Tem lógica o pensamento de dona Eliana. Como a patifaria que ora se revela no território nacional depende da atuação do Poder Judiciário (através do batalhão do bem), não convém tumultuar o ambiente puxando para o caldeirão da fritura os meliantes que lá se abrigam. Isso pode ficar para mais tarde, principalmente quando os delatores abrirem o bico contra a banda podre da toga. Será inevitável, apesar do poder de corpo da categoria e do melindre dos investigadores de examinar tão augustas figuras.

Ao promover a justiça, sanar conflitos e zelar pelo cumprimento da lei, é admirável e digna de louvor a função do Poder Judiciário. No entanto, ele não é divinizado nem se compõe de semidesuses, como imaginam alguns.

Na qualidade de filho de promotor de justiça, neto de escrivão, bisneto, sobrinho, primo e genro de magistrados e, sobretudo por haver servido por trinta e cinco anos ao poder togado, posso garantir que os homens de toga são seres humanos como outros quaisquer. E, como tais, sujeitos a defeitos, erros, tentações e malfeitos. A atividade confere a seus integrantes certas prerrogativas, mas em razão do cargo e não por dádiva dos céus, e por isso não são eles imunes à responsabilidade e punição. Até porque integram o sistema político-administrativo brasileiro, que, na avaliação da ministra Eliana Calmon, com a concordância de todos nós, está apodrecido.

A higienização do Judiciário deveria ser feita pelo Conselho Nacional de Justiça. Segundo o site do próprio CNJ, o objetivo do órgão é “aperfeiçoar o trabalho do sistema judiciário brasileiro, principalmente no que diz respeito ao controle e à transparência administrativa e processual”. No início, até foi assim. Hoje, como se sabe, não é mais. Hoje – sobretudo depois que teve na presidência o preclaro Enrique Ricardo Lewandowski, o Conselho tem se prestado muito mais para defender a magistratura e criar ou abençoar vantagens aos seus componentes, alguns desses benefícios discutíveis e até vergonhosos, se me permitem o atrevimento da opinião.

Muita coisa poderia ainda ser dita sobre o tema, mas vou parar por aqui.
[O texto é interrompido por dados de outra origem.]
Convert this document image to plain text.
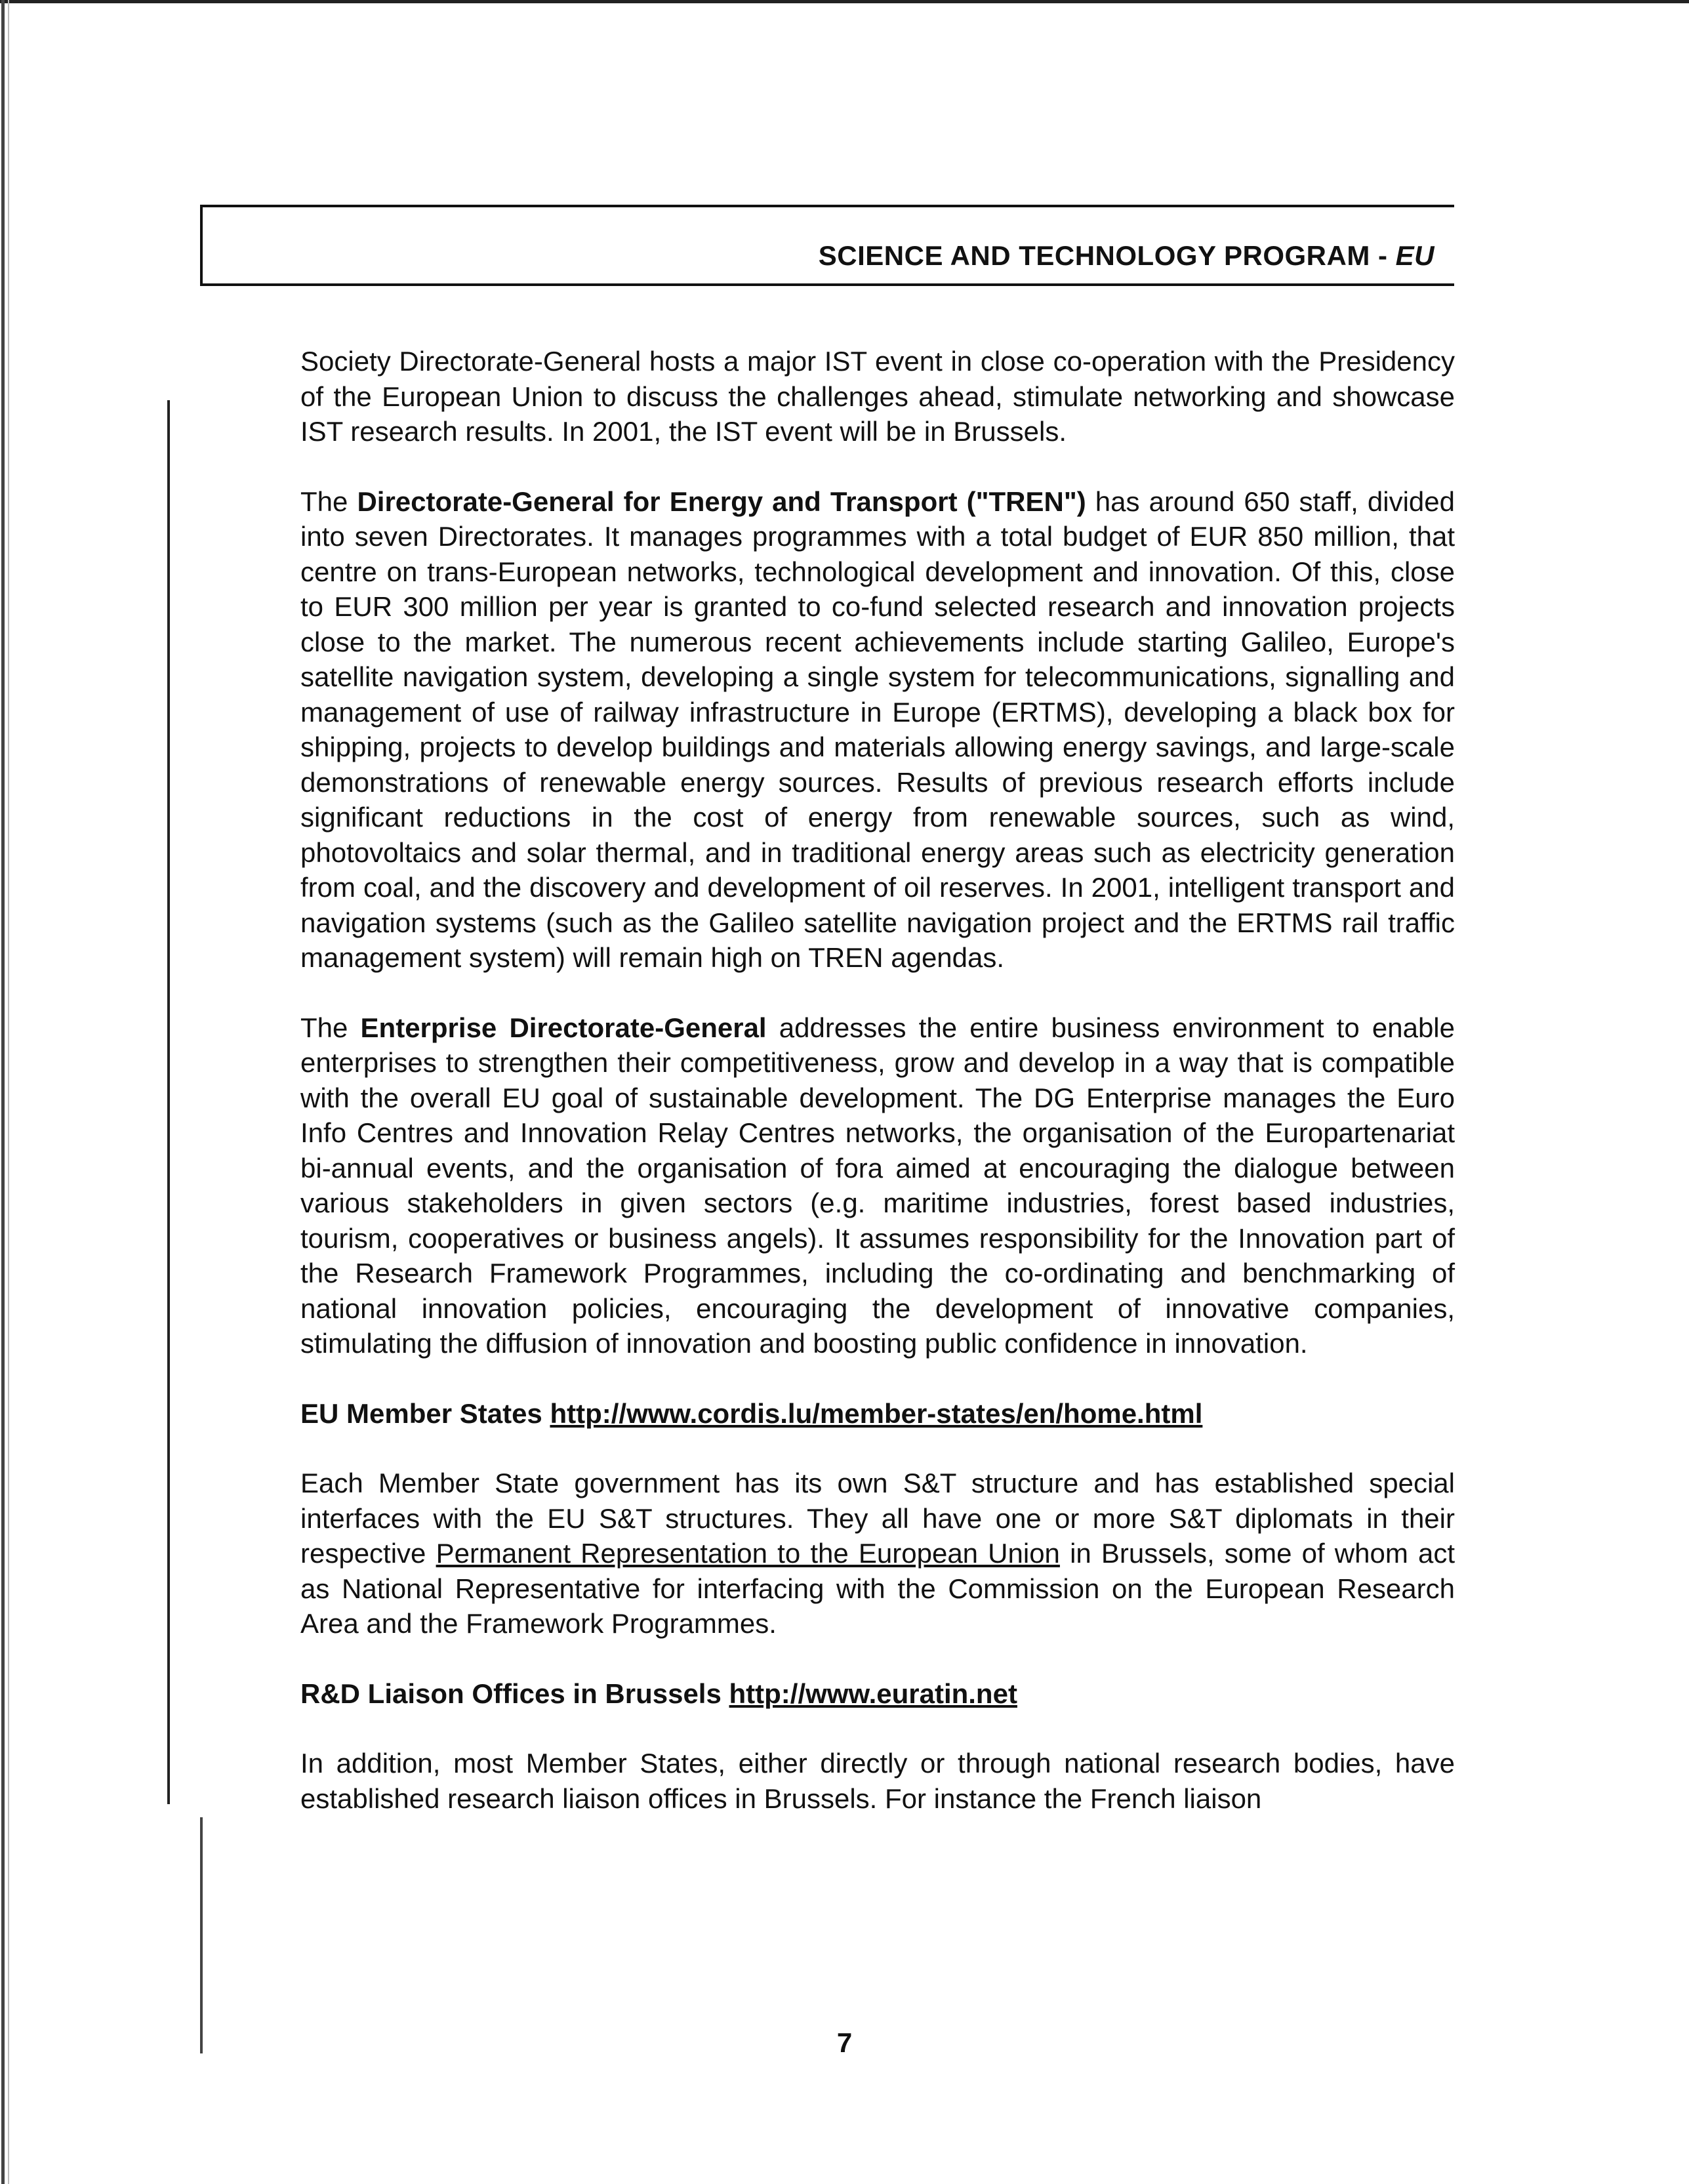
SCIENCE AND TECHNOLOGY PROGRAM - EU

Society Directorate-General hosts a major IST event in close co-operation with the Presidency of the European Union to discuss the challenges ahead, stimulate networking and showcase IST research results. In 2001, the IST event will be in Brussels.

The Directorate-General for Energy and Transport ("TREN") has around 650 staff, divided into seven Directorates. It manages programmes with a total budget of EUR 850 million, that centre on trans-European networks, technological development and innovation. Of this, close to EUR 300 million per year is granted to co-fund selected research and innovation projects close to the market. The numerous recent achievements include starting Galileo, Europe's satellite navigation system, developing a single system for telecommunications, signalling and management of use of railway infrastructure in Europe (ERTMS), developing a black box for shipping, projects to develop buildings and materials allowing energy savings, and large-scale demonstrations of renewable energy sources. Results of previous research efforts include significant reductions in the cost of energy from renewable sources, such as wind, photovoltaics and solar thermal, and in traditional energy areas such as electricity generation from coal, and the discovery and development of oil reserves. In 2001, intelligent transport and navigation systems (such as the Galileo satellite navigation project and the ERTMS rail traffic management system) will remain high on TREN agendas.

The Enterprise Directorate-General addresses the entire business environment to enable enterprises to strengthen their competitiveness, grow and develop in a way that is compatible with the overall EU goal of sustainable development. The DG Enterprise manages the Euro Info Centres and Innovation Relay Centres networks, the organisation of the Europartenariat bi-annual events, and the organisation of fora aimed at encouraging the dialogue between various stakeholders in given sectors (e.g. maritime industries, forest based industries, tourism, cooperatives or business angels). It assumes responsibility for the Innovation part of the Research Framework Programmes, including the co-ordinating and benchmarking of national innovation policies, encouraging the development of innovative companies, stimulating the diffusion of innovation and boosting public confidence in innovation.

EU Member States http://www.cordis.lu/member-states/en/home.html

Each Member State government has its own S&T structure and has established special interfaces with the EU S&T structures. They all have one or more S&T diplomats in their respective Permanent Representation to the European Union in Brussels, some of whom act as National Representative for interfacing with the Commission on the European Research Area and the Framework Programmes.

R&D Liaison Offices in Brussels http://www.euratin.net

In addition, most Member States, either directly or through national research bodies, have established research liaison offices in Brussels. For instance the French liaison

7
Como já lhes disse, esse assunto causa-me engulho e desarranjo intestinal. E, neste exato momento, por uma necessidade de reparo na rede hidráulica, o fornecimento de água para minha unidade habitacional está interrompido.

Por fim, mais uma afirmação da ministra Eliana Calmon: “Os políticos corruptos nunca temeram a Justiça e o Ministério Público. O que eles temem é a opinião pública e a mídia”.

O mesmo se pode dizer dos homens da toga.

2 ideias sobre “A hora do Judiciário chegará

  1. Juca

    Perfeito. Não cairá a máscara e sim a toga.
    Tirando qualquer apreço que eu não tenho ao senador Requião, ontem sem estrar no mérito se vale ou não se estão se protegendo, ele falou muitas verdades, mesmo sendo um tremendo boçal.